Chief Financial Officer

 


EXHIBIT INDEX

 

Exhibit Number

    

Description

  10.1       Share Sale and Purchase Agreement, dated February 28, 2011, by and among Indigo Capital IV LP, ICWET LP and Industrie-Beteiligungs-Gesellschaft mbH, Amerigon Incorporated, Amerigon Europe GmbH and TMF Deutschland AG. Previously filed as Exhibit 10.1 to the registrant’s Current Report on Form 8-K dated February 28, 2011, filed with the SEC on February 28, 2011, and is incorporated herein by reference.
  10.2       Business Combination Agreement, dated February 28, 2011, by and between W.E.T. Automotive Systems AG, Amerigon Incorporated and Amerigon Europe GmbH. Previously filed as Exhibit 10.2 to the registrant’s Current Report on Form 8-K dated February 28, 2011, filed with the SEC on February 28, 2011, and is incorporated herein by reference.
  99.1       Company News Release, dated May 16, 2011, announcing that Amerigon Incorporated, through its subsidiary Amerigon Europe GmbH, completed the acquisition of a majority interest in W.E.T. Automotive Systems AG.
Company News Release

Exhibit 99.1

LOGO  Advanced Thermoelectric Solutions

NEWS RELEASE for May 16, 2011 at 8:00 AM EDT

 

Contact:

   Allen & Caron Inc
   Jill Bertotti (investors)
   jill@allencaron.com
   Len Hall (media)
   len@allencaron.com
   (949) 474-4300

AMERIGON ANNOUNCES COMPLETION OF ACQUISITION OF A MAJORITY

INTEREST IN W.E.T. AUTOMOTIVE SYSTEMS

NORTHVILLE, Mich. and ODELZHAUSEN, Germany (May 16, 2011) . . . Amerigon Incorporated (NASDAQ-GS: ARGN) today announced that it has, through its wholly-owned subsidiary, Amerigon Europe GmbH, completed the previously announced acquisition of a majority interest in W.E.T. Automotive Systems AG, a German company (“W.E.T.”). A total of 2,316,175 shares, representing 76.19 percent of the outstanding voting stock of W.E.T., was tendered to Amerigon in response to Amerigon’s offer of EUR 40 per share.

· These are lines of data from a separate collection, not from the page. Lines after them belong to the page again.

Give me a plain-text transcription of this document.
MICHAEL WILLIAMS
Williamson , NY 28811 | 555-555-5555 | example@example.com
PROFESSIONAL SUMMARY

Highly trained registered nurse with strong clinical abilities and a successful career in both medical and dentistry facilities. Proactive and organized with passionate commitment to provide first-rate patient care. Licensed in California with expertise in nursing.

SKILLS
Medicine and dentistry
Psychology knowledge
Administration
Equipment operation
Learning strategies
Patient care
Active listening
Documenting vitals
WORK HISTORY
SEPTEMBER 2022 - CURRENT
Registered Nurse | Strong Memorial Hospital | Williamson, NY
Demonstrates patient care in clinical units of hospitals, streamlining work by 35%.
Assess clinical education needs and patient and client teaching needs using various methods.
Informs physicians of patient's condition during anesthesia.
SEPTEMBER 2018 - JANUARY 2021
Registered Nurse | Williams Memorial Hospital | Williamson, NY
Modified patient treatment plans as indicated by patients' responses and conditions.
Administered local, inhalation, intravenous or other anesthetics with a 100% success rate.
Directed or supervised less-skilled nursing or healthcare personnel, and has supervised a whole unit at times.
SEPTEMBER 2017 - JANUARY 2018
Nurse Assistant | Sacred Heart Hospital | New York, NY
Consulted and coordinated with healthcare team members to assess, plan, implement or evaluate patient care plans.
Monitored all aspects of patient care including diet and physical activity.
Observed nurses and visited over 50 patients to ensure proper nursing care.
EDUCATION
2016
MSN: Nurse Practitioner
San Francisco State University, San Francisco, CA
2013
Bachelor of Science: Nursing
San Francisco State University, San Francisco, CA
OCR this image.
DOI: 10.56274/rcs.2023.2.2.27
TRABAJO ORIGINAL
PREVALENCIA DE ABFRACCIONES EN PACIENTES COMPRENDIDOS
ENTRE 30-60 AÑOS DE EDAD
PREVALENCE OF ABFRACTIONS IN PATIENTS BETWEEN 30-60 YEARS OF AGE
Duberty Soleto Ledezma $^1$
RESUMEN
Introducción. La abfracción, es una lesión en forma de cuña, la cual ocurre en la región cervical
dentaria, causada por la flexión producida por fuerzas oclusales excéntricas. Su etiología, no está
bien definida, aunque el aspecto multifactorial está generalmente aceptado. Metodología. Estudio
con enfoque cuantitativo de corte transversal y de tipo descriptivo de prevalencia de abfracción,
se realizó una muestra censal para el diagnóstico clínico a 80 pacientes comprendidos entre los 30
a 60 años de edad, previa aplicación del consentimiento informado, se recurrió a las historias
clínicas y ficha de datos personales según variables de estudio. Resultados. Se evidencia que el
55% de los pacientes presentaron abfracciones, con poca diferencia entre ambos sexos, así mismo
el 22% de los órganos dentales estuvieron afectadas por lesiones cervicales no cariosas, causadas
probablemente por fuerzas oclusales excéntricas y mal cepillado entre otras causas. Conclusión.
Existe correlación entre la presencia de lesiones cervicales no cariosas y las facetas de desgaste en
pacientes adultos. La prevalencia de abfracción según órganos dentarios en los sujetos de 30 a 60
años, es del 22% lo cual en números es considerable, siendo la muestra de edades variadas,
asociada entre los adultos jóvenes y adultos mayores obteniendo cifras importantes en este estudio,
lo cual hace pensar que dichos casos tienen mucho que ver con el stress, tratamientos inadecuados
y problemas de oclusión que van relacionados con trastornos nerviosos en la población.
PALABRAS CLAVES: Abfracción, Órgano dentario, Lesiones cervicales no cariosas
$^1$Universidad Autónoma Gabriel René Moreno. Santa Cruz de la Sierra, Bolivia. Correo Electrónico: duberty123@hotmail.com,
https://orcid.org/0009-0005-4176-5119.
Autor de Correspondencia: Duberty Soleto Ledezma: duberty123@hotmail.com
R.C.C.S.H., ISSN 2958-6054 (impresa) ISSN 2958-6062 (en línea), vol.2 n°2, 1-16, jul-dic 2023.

Shareholders of W.E.T. who have not tendered their shares have an additional period, ending on May 26, 2011, to accept Amerigon’s tender offer. The acquisition of any shares tendered during this additional period is expected to be completed at the beginning of June 2011.

About Amerigon

Amerigon (NASDAQ-GS: ARGN) develops products based on its advanced, proprietary, efficient thermoelectric (TE) technologies for a wide range of global markets and heating and cooling applications. The Company’s current principal product is its proprietary Climate Control Seat® (CCS®) system, a solid-state, TE-based system that permits drivers and passengers of vehicles to individually and actively control the heating and cooling of their respective seats to ensure maximum year-round comfort. CCS uses no CFCs or other environmentally sensitive coolants. Amerigon maintains sales and technical support centers in Southern California, Southeast Michigan, Japan, Germany, England and Korea. For more information, visit the Company’s website at www.amerigon.com.

About W.E.T.

W.E.T. is a global leader in the automotive industry, with a particular focus on thermal seat comfort. Established in 1968 and headquartered in Odelzhausen, near Munich, Germany, the company operates facilities in Europe, North America and Asia. For more information, please visit W.E.T.’s website at www.wet-group.com.

Certain matters discussed in this release are forward-looking statements that involve risks and uncertainties, and actual results may be different. Important factors that could cause the Company’s actual results to differ materially from its expectations in this release are risks that sales may not significantly increase, additional financing, if necessary, may not be available, new competitors may arise and adverse conditions in the automotive industry may negatively affect its results. The liquidity and trading price of its common stock may be negatively affected by these and other factors. Please also refer to Amerigon’s Securities and Exchange Commission filings and reports, including, but not limited to, its Form 10-Q for the period ended March 31, 2011, and its Form 10-K for the year ended December 31, 2010.